Processo: 5033858-97.2024.8.24.0018

Recurso: RECURSO

Relator: Desembargador JOAO HENRIQUE BLASI

Órgão julgador:

Data do julgamento: 19 de dezembro de 2006

Ementa

RECURSO – Documento:7133668 ESTADO DE SANTA CATARINA TRIBUNAL DE JUSTIÇA Apelação Nº 5033858-97.2024.8.24.0018/SC RELATOR: Desembargador JOAO HENRIQUE BLASI RELATÓRIO J. E. L. acionou o INSS - Instituto Nacional do Seguro Social buscando o restabelecimento de auxílio-doença ou a obtenção de aposentadoria por invalidez (evento 1, INIC1).  Produziu-se prova pericial (evento 33, LAUDO1).
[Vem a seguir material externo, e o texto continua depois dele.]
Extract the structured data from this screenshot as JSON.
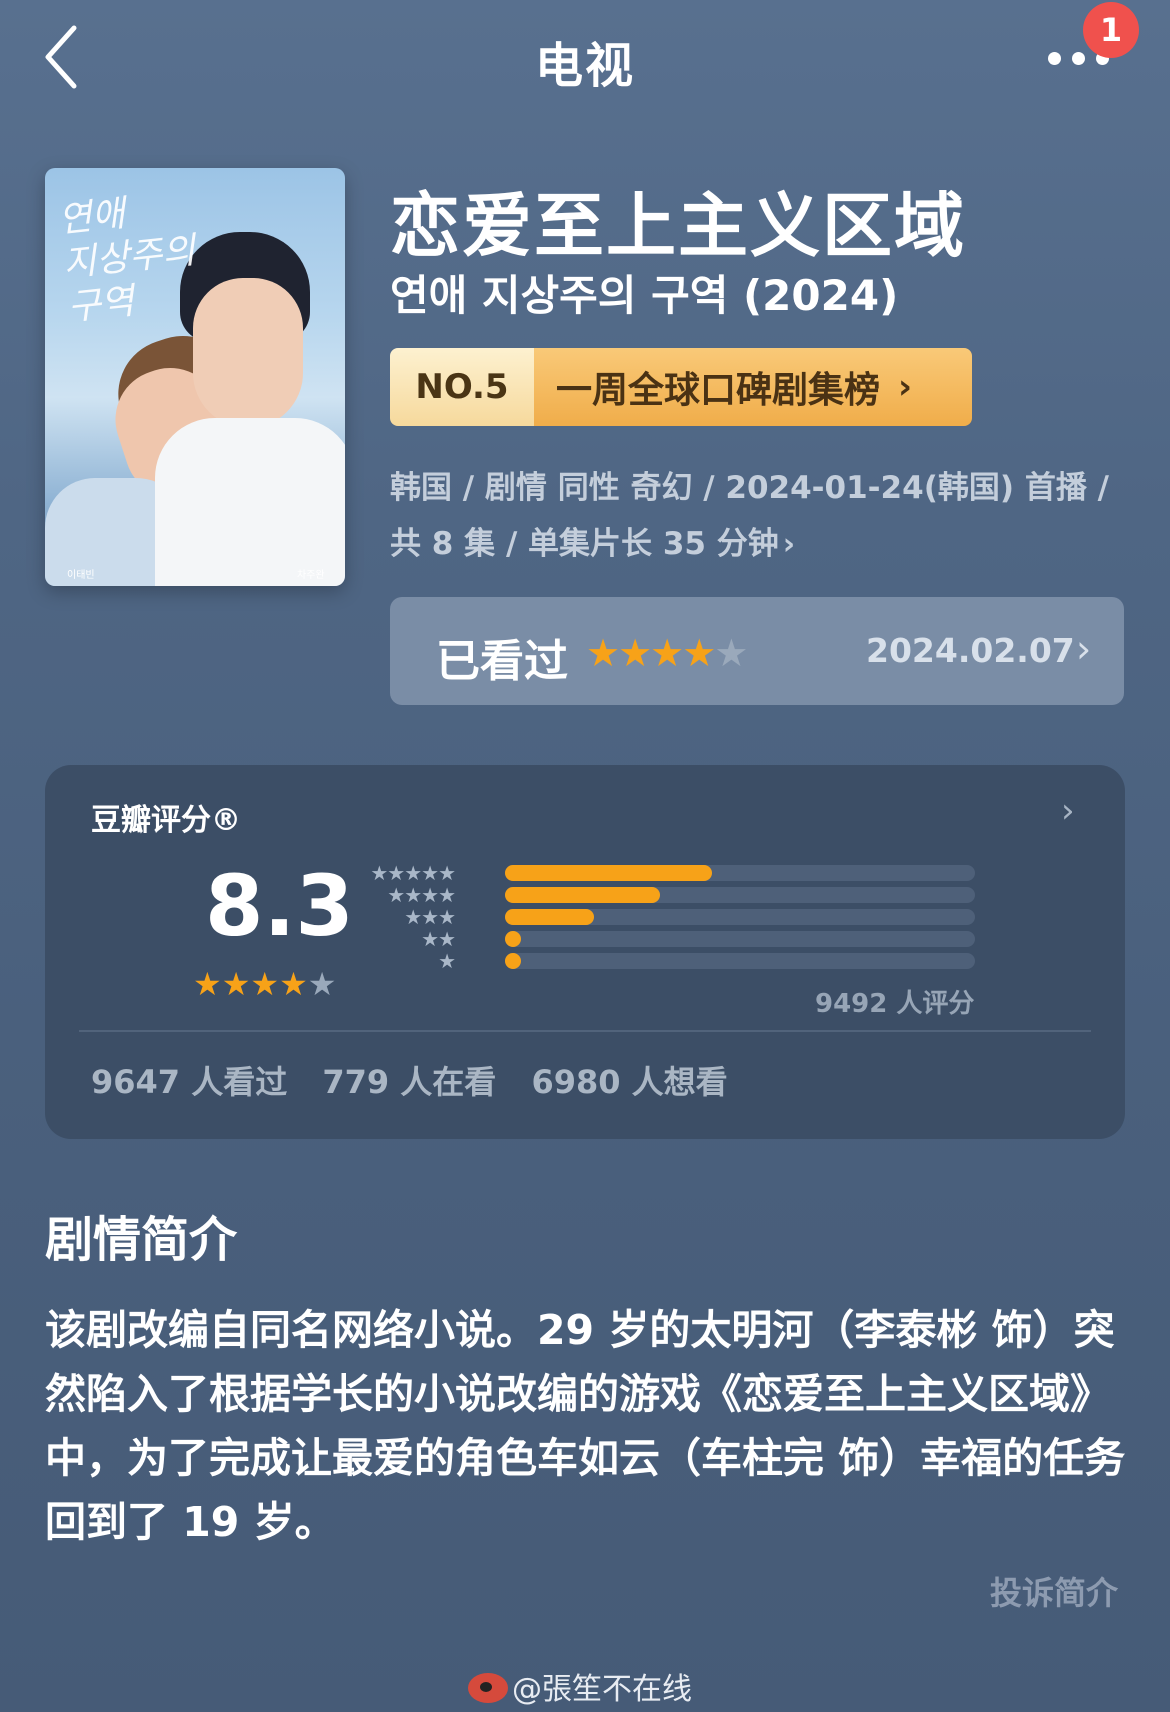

O réu contestou alegando a sem-razão do pedido (evento 46, CONTES/IMPUG1), seguindo-se a réplica (evento 54, RÉPLICA1).  Sentenciando, o Juiz Rogério Carlos Demarchi julgou improcedente o pedido (evento 56, SENT1), em razão do que a parte autora interpôs o apelo sob exame, no qual itera seu pedido exordial (evento 63, APELAÇÃO1).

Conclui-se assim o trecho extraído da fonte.